Finally Howard led the conversation back to the reason he was here. He was inspired by organizations such as The Society for the Arts in Healthcare. Their mission to advance the arts within health care, fit in so well with his vision of the potential of MarbleRoad. Hence, he was doing an art auction to help fund his charity.
I went to Howard’s Launch Party and Art Auction on October 23rd. In order to attend I had to miss the Silver Spring Zombie Walk. Sadly, you can’t be in two places at one time. Well, you can if you are a zombie, but it gets rather messy… (And if you think there is no room for a zombie reference in healthcare, you might want to check out the recent projects at the CDC.)

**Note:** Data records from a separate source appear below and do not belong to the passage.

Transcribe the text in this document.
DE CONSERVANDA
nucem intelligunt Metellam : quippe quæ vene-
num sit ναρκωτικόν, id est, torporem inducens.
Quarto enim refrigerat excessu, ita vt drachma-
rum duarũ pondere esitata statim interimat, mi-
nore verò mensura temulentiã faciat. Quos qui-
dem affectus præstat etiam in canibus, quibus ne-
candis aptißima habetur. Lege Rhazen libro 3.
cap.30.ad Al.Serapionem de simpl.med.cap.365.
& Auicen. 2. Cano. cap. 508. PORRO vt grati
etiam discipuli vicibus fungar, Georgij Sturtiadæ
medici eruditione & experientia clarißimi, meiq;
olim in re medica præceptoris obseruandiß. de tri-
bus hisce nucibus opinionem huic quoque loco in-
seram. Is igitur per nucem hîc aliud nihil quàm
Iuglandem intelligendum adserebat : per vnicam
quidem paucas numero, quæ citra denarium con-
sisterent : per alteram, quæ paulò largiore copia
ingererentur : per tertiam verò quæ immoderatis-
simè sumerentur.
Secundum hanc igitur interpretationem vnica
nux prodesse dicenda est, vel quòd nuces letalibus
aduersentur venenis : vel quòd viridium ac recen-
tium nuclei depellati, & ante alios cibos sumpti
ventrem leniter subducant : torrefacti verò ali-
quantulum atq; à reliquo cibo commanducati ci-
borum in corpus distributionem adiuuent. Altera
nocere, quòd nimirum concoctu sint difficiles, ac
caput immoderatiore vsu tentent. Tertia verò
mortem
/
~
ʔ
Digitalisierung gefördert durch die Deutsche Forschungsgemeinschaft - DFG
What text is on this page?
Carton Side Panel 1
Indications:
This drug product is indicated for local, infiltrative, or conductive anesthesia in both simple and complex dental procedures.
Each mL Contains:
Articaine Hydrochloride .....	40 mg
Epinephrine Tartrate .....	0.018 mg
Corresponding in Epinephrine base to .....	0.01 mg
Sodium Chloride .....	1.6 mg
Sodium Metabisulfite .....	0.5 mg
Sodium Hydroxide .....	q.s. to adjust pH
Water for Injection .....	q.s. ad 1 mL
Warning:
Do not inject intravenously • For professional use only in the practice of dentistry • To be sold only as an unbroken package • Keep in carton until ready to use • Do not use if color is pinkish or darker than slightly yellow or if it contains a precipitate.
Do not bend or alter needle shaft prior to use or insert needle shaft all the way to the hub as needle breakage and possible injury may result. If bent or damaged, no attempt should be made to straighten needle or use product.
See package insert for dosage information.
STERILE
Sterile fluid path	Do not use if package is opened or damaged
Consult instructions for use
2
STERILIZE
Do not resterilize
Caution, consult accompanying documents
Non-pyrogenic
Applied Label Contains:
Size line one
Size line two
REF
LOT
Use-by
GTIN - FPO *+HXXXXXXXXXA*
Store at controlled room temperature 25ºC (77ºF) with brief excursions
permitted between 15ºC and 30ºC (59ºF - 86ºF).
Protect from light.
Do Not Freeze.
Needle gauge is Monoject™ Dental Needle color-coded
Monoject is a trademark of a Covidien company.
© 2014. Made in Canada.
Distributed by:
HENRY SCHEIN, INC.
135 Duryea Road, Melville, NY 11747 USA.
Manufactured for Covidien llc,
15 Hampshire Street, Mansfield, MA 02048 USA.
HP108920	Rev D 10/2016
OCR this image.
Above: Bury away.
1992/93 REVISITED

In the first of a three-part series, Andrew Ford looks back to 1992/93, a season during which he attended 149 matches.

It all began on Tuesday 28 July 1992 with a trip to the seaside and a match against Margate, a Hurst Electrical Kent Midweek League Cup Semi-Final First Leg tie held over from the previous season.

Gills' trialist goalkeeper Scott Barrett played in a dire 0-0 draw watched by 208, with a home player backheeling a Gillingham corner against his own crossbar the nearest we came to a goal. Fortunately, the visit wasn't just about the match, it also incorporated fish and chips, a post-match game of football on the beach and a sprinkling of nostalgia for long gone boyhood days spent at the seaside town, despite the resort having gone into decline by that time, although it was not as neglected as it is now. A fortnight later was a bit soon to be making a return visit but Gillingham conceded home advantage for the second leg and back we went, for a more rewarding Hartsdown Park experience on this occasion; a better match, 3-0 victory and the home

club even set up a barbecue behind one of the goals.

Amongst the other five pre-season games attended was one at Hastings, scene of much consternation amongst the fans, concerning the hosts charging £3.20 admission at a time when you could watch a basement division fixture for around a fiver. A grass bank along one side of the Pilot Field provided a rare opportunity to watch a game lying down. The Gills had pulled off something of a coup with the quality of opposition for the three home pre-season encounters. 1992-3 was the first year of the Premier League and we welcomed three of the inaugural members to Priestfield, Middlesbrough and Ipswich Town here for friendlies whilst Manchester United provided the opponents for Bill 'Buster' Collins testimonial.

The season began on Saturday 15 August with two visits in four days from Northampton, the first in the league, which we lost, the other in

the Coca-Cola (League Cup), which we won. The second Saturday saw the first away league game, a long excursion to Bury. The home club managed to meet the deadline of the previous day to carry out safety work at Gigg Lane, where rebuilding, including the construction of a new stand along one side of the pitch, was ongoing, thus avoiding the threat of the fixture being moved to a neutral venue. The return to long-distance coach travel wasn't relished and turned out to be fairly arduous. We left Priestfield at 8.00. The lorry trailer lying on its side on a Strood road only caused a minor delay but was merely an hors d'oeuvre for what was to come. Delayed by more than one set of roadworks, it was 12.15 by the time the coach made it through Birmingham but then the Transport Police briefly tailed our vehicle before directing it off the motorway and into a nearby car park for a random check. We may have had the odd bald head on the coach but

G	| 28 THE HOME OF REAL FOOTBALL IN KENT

Anyway, it was a fun evening. It wasn’t hugely attended but there was an amazing spirit of giving in the air. And that night I saw the final two hats of Howard Liebers prominently displayed. Howard is a good friend. He has friends throughout the country who love and support him, and he does the same for them. And Howard is good son. His eyes shone with pride as he introduced his family to his wide world of advocacy. He sparkled as walked through the crowd and brought us all together.
So that is the tale of the Many Hats of Howard Liebers and he is a member of The Walking Gallery. And he is the only member of the Gallery with glitter on his jacket, because Howard is like his marbles. He is filled with inner flecks of brilliance.
Howard sparkles with life and he is a True believer that we can work together and save the world.
One marble at a time.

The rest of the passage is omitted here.